Timing is everything. In 2002, just as fabric designer Richard Smith moved into an oppressively unadorned apartment in London's Pimlico area, near Victoria Station, his newest fabric collection debuted at Osborne & Little. Like any passionate artist, Richard couldn't quite let go.
Instead of waiting to measure the merits of his collection by consumer responses, he put his artistry to a much harder test: He declared his new 715-square-foot apartment a canvas and anointed himself art critic. If he could wake each morning and go to sleep every night with his own fabric designs on the walls, windows, and furniture-and still feel fine-he could pronounce his work good. And if his plain-vanilla apartment happened to morph into something more exciting in the process, well, that was icing.
"I wanted to experiment with the fabrics, and the flat was my lab," he says, sounding more the scientist than the artist. "Designing in a vacuum is one thing. It's quite another to actually see your designs on the walls, the windows, the furniture."

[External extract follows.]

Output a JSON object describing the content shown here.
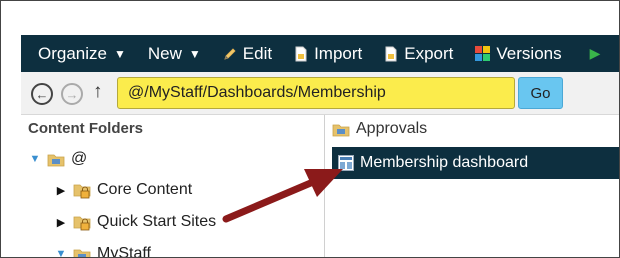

Specifically, he wanted to test the impact of one large-scale print ("Jacobello") from the collection. "I hoped to show that you can use a large-scale print with colors in it as a backdrop without the fabric becoming completely overpowering," explains Richard, who for nine years designed wallpapers and fabrics for Nina Campbell and whose other collections have sold at upscale houses like Schumacher and Brunschwig & Fils.